Do you have questions? We have answers.

Deann Bogle, an Ask The UMC consultant, looks up answers to one of the many incoming questions the service receives each week. (File photo by Kathleen Barry, UM News.)
Deann Bogle, an Ask The UMC consultant, looks up answers to one of the many incoming questions the service receives each week. (File photo by Kathleen Barry, UM News.)

Can I be confirmed online? Is it ever appropriate to place the Advent wreath on the Lord’s Table? What's the United Methodist position on rebaptism? Can a lay servant wear a robe in the pulpit?  What countries have United Methodist churches? Do apportionments help pay for church camps? How do you get to heaven?

These are only a handful of the thousands of questions received by Ask The UMC, a ministry of United Methodist Communications, the information service for all things United Methodist.

Weekly, the staff answers questions that run the gamut from beliefs and theology to church structure, the work of agencies and what’s going on in The United Methodist Church at large. They are a trusted and unbiased resource for members, leaders and seekers alike. Though the format, name (previously InfoServ) and team members have changed over the years, the mission and work have not.

When individuals submit questions to the Ask The UMC team, team members research the answer and respond or direct the questioner to the best agency or contact in the entire denomination who can assist them.

The team also keeps track of frequently asked questions (FAQs) and creates content for based on those inquiries.

“We’ve found that if we get two or three questions about something, it may mean there is interest in it by many hundreds or thousands more,” notes the Rev. Taylor W. Burton Edwards, director for Ask The UMC.

Although relatively new to the position, he has been an active part of answering questions for the team since 2005 and has been developing feature content since 2018. As an ordained pastor and former director of worship resources for Discipleship Ministries, he provides valuable expertise in liturgy, polity, church history and theology to Ask The UMC.

Over time, the team has worked to build and update a comprehensive knowledge base. The Ask The UMC webpage includes links to many articles that answer frequently asked questions. This self-serve option makes the information readily available to United Methodists and others interested in learning about the denomination. Twenty-one new/revised articles were added last year as a part of the team's continual efforts to keep information timely.

The ever-expanding web series of FAQs touches on a wide range of topics in relation to The United Methodist Church overall, holidays and hot topics centered on issues impacting society. In 2020 alone, the Ask The UMC website section received more than 660,000 page views.

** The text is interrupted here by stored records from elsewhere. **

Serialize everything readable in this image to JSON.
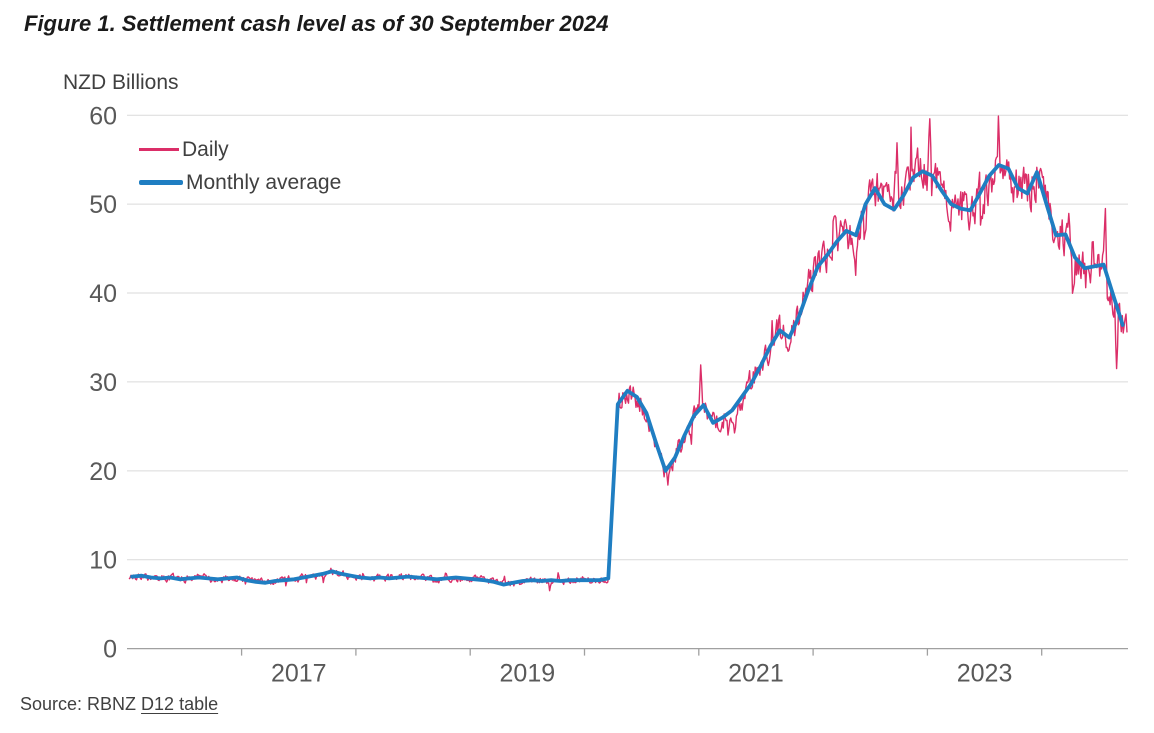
{
  "title": "Figure 1. Settlement cash level as of 30 September 2024",
  "axis_unit_label": "NZD Billions",
  "legend": {
    "daily": "Daily",
    "monthly": "Monthly average"
  },
  "source": {
    "prefix": "Source: RBNZ ",
    "link": "D12 table"
  },
  "colors": {
    "daily_line": "#DB2E68",
    "monthly_line": "#1F7EC2",
    "gridline": "#DADADA",
    "axis": "#A0A0A0",
    "tick_text": "#595959",
    "body_text": "#404040",
    "title_text": "#1A1A1A"
  },
  "chart_data": {
    "type": "line",
    "title": "Figure 1. Settlement cash level as of 30 September 2024",
    "xlabel": "",
    "ylabel": "NZD Billions",
    "ylim": [
      0,
      60
    ],
    "y_ticks": [
      0,
      10,
      20,
      30,
      40,
      50,
      60
    ],
    "x_range_years": [
      2016.0,
      2024.79
    ],
    "x_tick_years": [
      2017,
      2018,
      2019,
      2020,
      2021,
      2022,
      2023,
      2024
    ],
    "x_label_years": [
      2017,
      2019,
      2021,
      2023
    ],
    "grid": "horizontal-only",
    "legend_position": "top-left",
    "series": [
      {
        "name": "Monthly average",
        "frequency": "monthly",
        "start_year": 2016,
        "start_month": 1,
        "end_year": 2024,
        "end_month": 9,
        "values": [
          8.1,
          8.2,
          8.0,
          7.9,
          8.0,
          7.8,
          7.9,
          8.0,
          7.9,
          7.8,
          7.9,
          8.0,
          7.7,
          7.5,
          7.4,
          7.6,
          7.7,
          7.8,
          8.0,
          8.2,
          8.4,
          8.7,
          8.4,
          8.2,
          8.0,
          7.9,
          8.0,
          7.9,
          8.0,
          8.1,
          8.0,
          7.9,
          7.8,
          7.9,
          8.0,
          7.9,
          7.8,
          7.7,
          7.5,
          7.2,
          7.4,
          7.6,
          7.7,
          7.6,
          7.7,
          7.6,
          7.7,
          7.7,
          7.7,
          7.7,
          7.9,
          27.5,
          29.0,
          28.3,
          26.5,
          23.2,
          20.0,
          21.5,
          24.0,
          26.2,
          27.4,
          25.4,
          26.0,
          26.8,
          28.3,
          29.8,
          31.8,
          34.0,
          35.8,
          35.0,
          37.3,
          40.3,
          43.0,
          44.3,
          45.8,
          47.0,
          46.5,
          50.0,
          51.8,
          50.0,
          49.4,
          51.0,
          53.0,
          53.7,
          53.2,
          51.5,
          50.0,
          49.5,
          49.3,
          51.2,
          53.2,
          54.4,
          54.0,
          51.8,
          51.2,
          53.6,
          50.0,
          46.5,
          46.6,
          44.0,
          42.8,
          43.0,
          43.2,
          39.8,
          36.4
        ]
      },
      {
        "name": "Daily",
        "frequency": "daily",
        "derived_from": "monthly-average-plus-observed-volatility",
        "noise": {
          "seed": 20240930,
          "step_days": 3,
          "amplitude_fraction": 0.055,
          "min_amplitude": 0.45,
          "autocorrelation": 0.45,
          "spike_probability": 0.055,
          "spike_scale": 1.9
        },
        "observed_extremes": [
          {
            "t": 2020.73,
            "value": 18.4
          },
          {
            "t": 2021.02,
            "value": 31.9
          },
          {
            "t": 2022.375,
            "value": 42.0
          },
          {
            "t": 2023.023,
            "value": 59.6
          },
          {
            "t": 2024.555,
            "value": 49.5
          },
          {
            "t": 2024.655,
            "value": 31.5
          }
        ]
      }
    ]
  }
}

For those who prefer one-on-one assistance, the team is readily available to provide help. The team can provide personal interaction with those seeking help via a live chat, email or telephone call. The group also provides information as needed to the UMC Facebook team as it responds to messages. At times, these multitasking pros can be working on an email, live chatting and be on the phone all at the same time.

On average, the team fields 600-1,200 questions per month, with much higher volumes around the time of General Conference and when social issues dominate the news.

“Our team is dedicated to getting people details quickly and in the way that best meets their needs,” Burton Edwards says. “We want to alleviate fears that can be caused by lack of information by helping people find information, gain clarity, educate themselves and be equipped to better inform others.”

Deeann Bogle, a United Methodist layperson who is a part of the Ask The UMC team, says, “I think it’s a really positive thing to be able to offer this service, as finding information, resources and contacts within The United Methodist Church is not always an easy task."

Bogle, who has years of experience on the team, specializes in live chat and the Find-A-Church service.

“It’s helpful to be able to click a button online, submit a question and get a good answer, often with supportive links, within just a day or two (during the workweek).”

No church-related questions are off-limits for the team. The team members will answer questions about Christian beliefs, living out their faith, what the church believes and practices as well as how the church does its work at every level. They’ll even help people work through deep personal needs and concerns about things going on in society, how the church responds and how the church can help them think through things.

Committed to aiding the global church, their frequently asked questions are, over time, being made available in multiple languages: English, French, Spanish, Portuguese and Korean. This information is also shared with denominational staff to identify educational opportunities and resources to help church communications.

No matter your question or means of communication, when you reach the Ask The UMC team, you can be confident that you’ll get a prompt, accurate, thoughtful and caring response grounded in the official positions, theology and polity of The United Methodist Church.

*Brenda Smotherman is associate director, PR, at United Methodist Communications.